On translation and dilation invariant Lebesgue measure: Folland's text

[psie]

TL;DR

I am stuck at a claim made in Theorem 1.21 in Folland's real analysis text on the translation and invariant Lebesgue measure on $\mathbb R$.

Let $m$ be Lebesgue measure and $\mathcal L$ the Lebesgue $\sigma$-algebra (the complete $\sigma$-algebra that includes the Borel $\sigma$-algebra). Consider,

Theorem 1.21. If $E\in\mathcal L$, then $E+s\in\mathcal L$ and $rE\in \mathcal L$ for all $s,r\in \mathbb R$. Moreover, $m(E+s)=m(E)$ and $m(rE)=|r|m(E)$.

Folland starts off by saying that the collection of open intervals is invariant under translations and dilations, so the same is true for $\mathcal B_\mathbb{R}$. I understand that claim; basically consider $\mathcal B'=\{E\in\mathcal B_\mathbb{R}:E+t\in\mathcal B_\mathbb{R},t\in\mathbb R\}$ and show it's a $\sigma$-algebra that contains all the open intervals and hence $\mathcal B_\mathbb{R}$, and by definition, $\mathcal B'\subset \mathcal B_\mathbb{R}$. So $\mathcal B'=\mathcal B_\mathbb{R}$. Same for dilations.

However, then he goes on to say that if we let $m_s(E)=m(E+s)$ and $m^r(E)=m(rE)$ for $E\in \mathcal B_\mathbb{R}$, then they "clearly" agree with $m$ and $|r|m$ on finite unions of intervals. This claim I don't understand. If we define $\phi_t(x)=x+t$ as the translation by $t$, and if $A$ is a finite union of intervals, then $$\phi_t(A)=\phi_t\left(\bigcup_{n=1}^N E_n\right) = \bigcup_{n=1}^N \phi_t(E_n).$$ But how do I show $m_s(A)=m(A)$? The thing that's confusing me is that up until now, he has only talked about finite disjoint union of h-intervals, where an h-interval is a set of the form $(a,b]$, $(a,\infty)$ or $\varnothing$ for $-\infty\leq a<b<\infty$. I'm sure his statement is correct as it stands, but I don't know how to show $m_s(A)=m(A)$.

 

[pasmith]

What's the measure of (a,b] + s = (a + s, b+ s]?
What's the measure of r(a,b] = \begin{cases}<br /> (ra, rb] &amp; r &gt; 0 \\<br /> (0,0] &amp; r = 0 \\<br /> [rb, ra) &amp; r &lt; 0 \end{cases}

 

[psie]

Thanks @pasmith! I'll just add this here as an answer to my question.

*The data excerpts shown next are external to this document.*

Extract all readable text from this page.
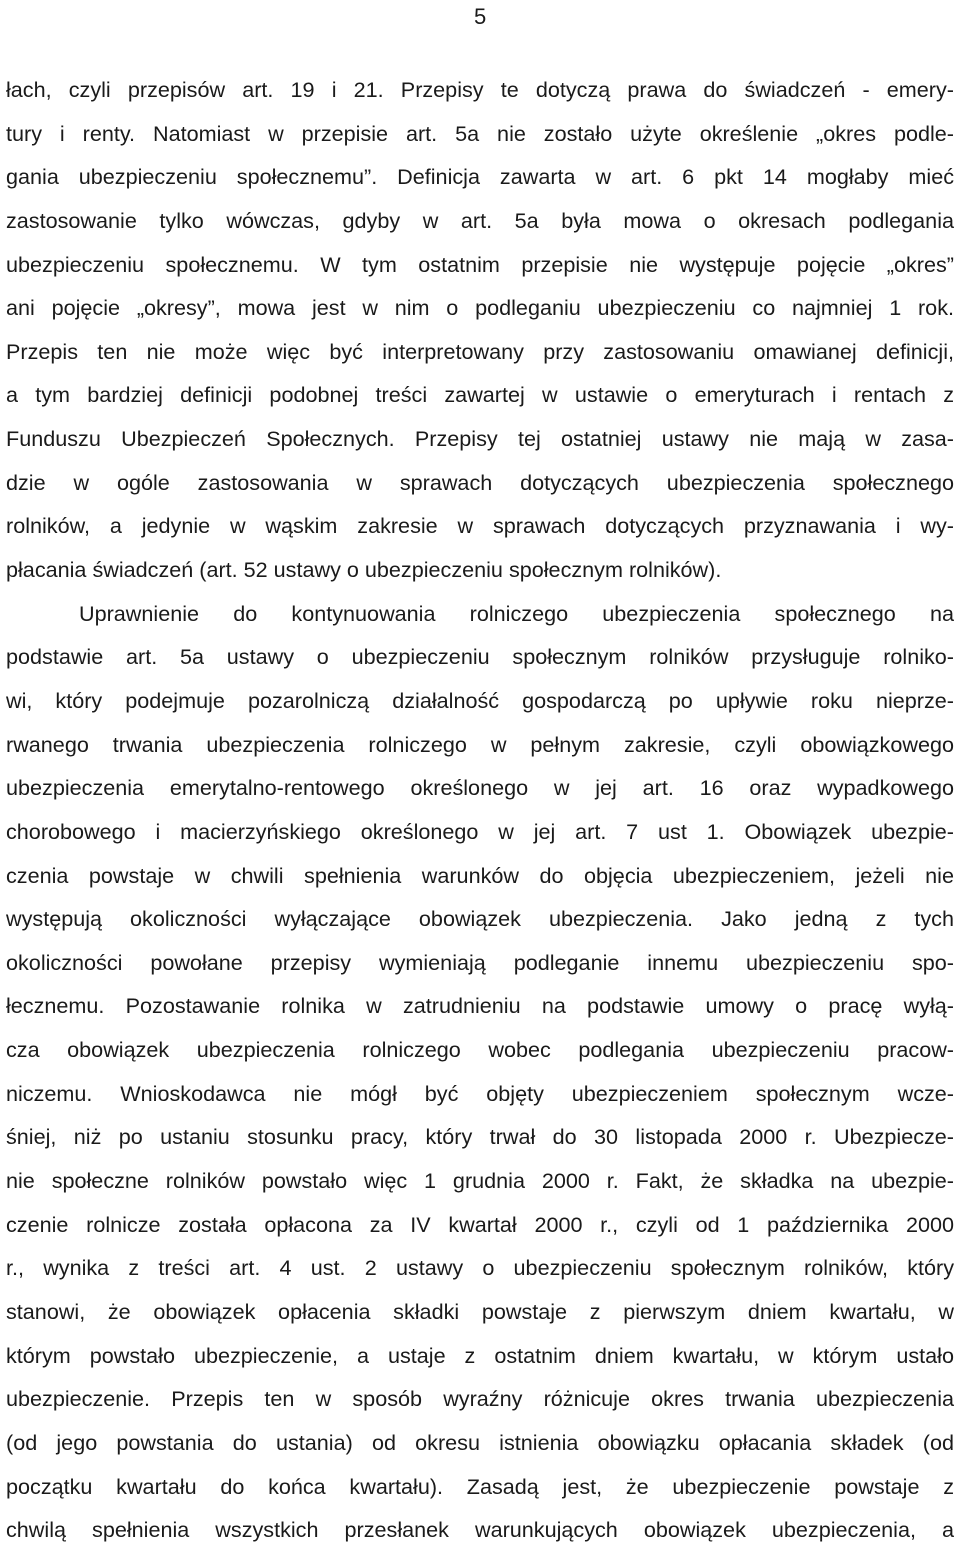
5
łach, czyli przepisów art. 19 i 21. Przepisy te dotyczą prawa do świadczeń - emery-
tury i renty. Natomiast w przepisie art. 5a nie zostało użyte określenie „okres podle-
gania ubezpieczeniu społecznemu”. Definicja zawarta w art. 6 pkt 14 mogłaby mieć
zastosowanie tylko wówczas, gdyby w art. 5a była mowa o okresach podlegania
ubezpieczeniu społecznemu. W tym ostatnim przepisie nie występuje pojęcie „okres”
ani pojęcie „okresy”, mowa jest w nim o podleganiu ubezpieczeniu co najmniej 1 rok.
Przepis ten nie może więc być interpretowany przy zastosowaniu omawianej definicji,
a tym bardziej definicji podobnej treści zawartej w ustawie o emeryturach i rentach z
Funduszu Ubezpieczeń Społecznych. Przepisy tej ostatniej ustawy nie mają w zasa-
dzie w ogóle zastosowania w sprawach dotyczących ubezpieczenia społecznego
rolników, a jedynie w wąskim zakresie w sprawach dotyczących przyznawania i wy-
płacania świadczeń (art. 52 ustawy o ubezpieczeniu społecznym rolników).
Uprawnienie do kontynuowania rolniczego ubezpieczenia społecznego na
podstawie art. 5a ustawy o ubezpieczeniu społecznym rolników przysługuje rolniko-
wi, który podejmuje pozarolniczą działalność gospodarczą po upływie roku nieprze-
rwanego trwania ubezpieczenia rolniczego w pełnym zakresie, czyli obowiązkowego
ubezpieczenia emerytalno-rentowego określonego w jej art. 16 oraz wypadkowego
chorobowego i macierzyńskiego określonego w jej art. 7 ust 1. Obowiązek ubezpie-
czenia powstaje w chwili spełnienia warunków do objęcia ubezpieczeniem, jeżeli nie
występują okoliczności wyłączające obowiązek ubezpieczenia. Jako jedną z tych
okoliczności powołane przepisy wymieniają podleganie innemu ubezpieczeniu spo-
łecznemu. Pozostawanie rolnika w zatrudnieniu na podstawie umowy o pracę wyłą-
cza obowiązek ubezpieczenia rolniczego wobec podlegania ubezpieczeniu pracow-
niczemu. Wnioskodawca nie mógł być objęty ubezpieczeniem społecznym wcze-
śniej, niż po ustaniu stosunku pracy, który trwał do 30 listopada 2000 r. Ubezpiecze-
nie społeczne rolników powstało więc 1 grudnia 2000 r. Fakt, że składka na ubezpie-
czenie rolnicze została opłacona za IV kwartał 2000 r., czyli od 1 października 2000
r., wynika z treści art. 4 ust. 2 ustawy o ubezpieczeniu społecznym rolników, który
stanowi, że obowiązek opłacenia składki powstaje z pierwszym dniem kwartału, w
którym powstało ubezpieczenie, a ustaje z ostatnim dniem kwartału, w którym ustało
ubezpieczenie. Przepis ten w sposób wyraźny różnicuje okres trwania ubezpieczenia
(od jego powstania do ustania) od okresu istnienia obowiązku opłacania składek (od
początku kwartału do końca kwartału). Zasadą jest, że ubezpieczenie powstaje z
chwilą spełnienia wszystkich przesłanek warunkujących obowiązek ubezpieczenia, a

The author notes prior to the theorem that the Lebesgue measure of an interval is just its length, so if $I$ is an interval with endpoints $a,b$ with $a<b$, its measure is $b-a$. Clearly $m_s(I)=m(I)$ and $m^r(I)=|r|m(I)$. And if $A=\bigcup_1^n I_i$ where $I_i$ are intervals, then first observe that we can make them disjoint and obtain $A=\bigcup_1^k J_j$. Disjoint is preserved under translation and dilation, so if $\phi_s(x)=x+s$ (the very same argument applies to $\phi_r(x)=rx$), it follows that \begin{align*}m_s(A)&=m(\phi_s(A))=m\left(\phi_s\left(\bigcup_{j=1}^k J_j\right)\right)= m\left(\bigcup_{j=1}^k \phi_s(J_j)\right)=\sum_1^k m(\phi_s(J_j))\\ &=\sum_1^k m_s(J_j)=\sum_1^k m(J_j)=m\left(\bigcup_{j=1}^kJ_j\right)=m(A).\end{align*} Thus $m_s(E)=m(E)$ and $m^r(E)=|r|m(E)$ for $E$ being a finite union of intervals.